Start with the submission package
Before I even open the XML structure itself, I verify that the dataset package and metadata package agree on the basics.
Checklist
- Confirm every submitted SDTM domain appears in define.xml.
- Confirm define.xml does not list any domain that is not actually in the submission package.
- Verify domain names, labels, classes, and structures match the submitted datasets.
- Check file names, folder placement, and package conventions are consistent.
- Check the SDRG, aCRF, datasets, and define.xml all point to the same final delivery.
Confirm standards and versions are explicitly identified
This sounds basic, but it is one of the easiest things to leave half-finished when metadata is updated late.
Checklist
- Confirm the SDTMIG version is correctly identified.
- Confirm the Define-XML version is the one intended for the submission.
- Confirm controlled terminology versions are named consistently.
- Confirm external dictionaries such as MedDRA, WHODrug, LOINC, or other study-level standards are versioned consistently across define.xml, SDRG, and study documentation.

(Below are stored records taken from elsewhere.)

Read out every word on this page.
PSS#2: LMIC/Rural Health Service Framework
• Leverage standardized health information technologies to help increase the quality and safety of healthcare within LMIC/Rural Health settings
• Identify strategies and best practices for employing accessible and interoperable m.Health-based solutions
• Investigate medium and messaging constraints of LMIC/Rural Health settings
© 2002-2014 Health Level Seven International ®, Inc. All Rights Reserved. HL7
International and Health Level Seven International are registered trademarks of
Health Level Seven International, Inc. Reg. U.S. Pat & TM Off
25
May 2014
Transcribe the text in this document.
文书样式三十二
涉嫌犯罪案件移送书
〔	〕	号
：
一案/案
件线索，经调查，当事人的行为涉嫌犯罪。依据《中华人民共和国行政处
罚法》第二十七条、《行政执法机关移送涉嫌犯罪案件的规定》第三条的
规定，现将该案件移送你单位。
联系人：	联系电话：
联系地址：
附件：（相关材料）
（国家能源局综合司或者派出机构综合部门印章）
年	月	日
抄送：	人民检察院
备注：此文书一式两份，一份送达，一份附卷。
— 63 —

- Confirm no old standard version labels remain from template reuse.
I always treat version signaling as a reviewer orientation issue, not just a metadata housekeeping issue.
Check dataset metadata first
The fastest way to spot a weak define.xml is to compare dataset-level metadata against the actual XPT files.
Checklist
- Dataset label matches the dataset’s real purpose and SDTM domain.
- Class is correct and consistent with SDTM usage.
- Structure is correct, including whether the domain is one record per subject, one record per event, or another expected pattern.
- Keys and identifier variables are consistent with the domain content.
- Dataset-level comments explain anything unusual the reviewer needs to know.
I never trust the metadata spec alone here. I compare the XPT header, define.xml dataset metadata, and the mapping spec line by line for high-risk domains like DM, EX, AE, LB, VS, DS, and SUPP--.
Then review variables one by one
This is where most quiet problems live.
Checklist
- Variable name, label, type, length, and format match the actual dataset.
- Variable order is sensible and consistent with the implementation.
- Core SDTM variables are present where expected.
- Required, expected, and permissible usage is justified by the domain.
- Controlled terminology fields actually point to the right codelist, and the codelist reflects what is used in the data.
1. Can the variable be reproduced from define.xml alone?
This is the first true reviewer test I use.
If a reviewer or another programmer had only the SDTM dataset and define.xml, could they recreate the variable safely?
If the answer is no, the metadata is not complete enough.
What I check
- Formula is explicitly stated.
- Anchor variables are named.
- Selection logic is written, not implied.
- Units and conversions are visible.
- The description is specific enough that another programmer could reproduce the result without opening an internal spec.
Derived from reference start date.
Study day is calculated as Event Date minus DM.RFSTDTC plus 1 when Event Date is on or after DM.RFSTDTC; otherwise Event Date minus DM.RFSTDTC. Records with partial dates are not assigned study day.
2. Are boundary conditions clearly defined?
Most ambiguity comes from the edges, not the main rule.
What I check
- Same-day records
- Missing time
- Partial dates
- Multiple qualifying records
- Pre-treatment versus post-treatment boundary
For SDTM Findings flags such as LBLOBXFL, reviewers usually ask the same things.
- Is “prior” based on date or datetime?
- Are same-day records eligible?
- What if time is missing?
- How is “last” selected?
3. Is partial date handling explicitly documented?
Partial date handling is one of the biggest sources of inconsistency across SDTM.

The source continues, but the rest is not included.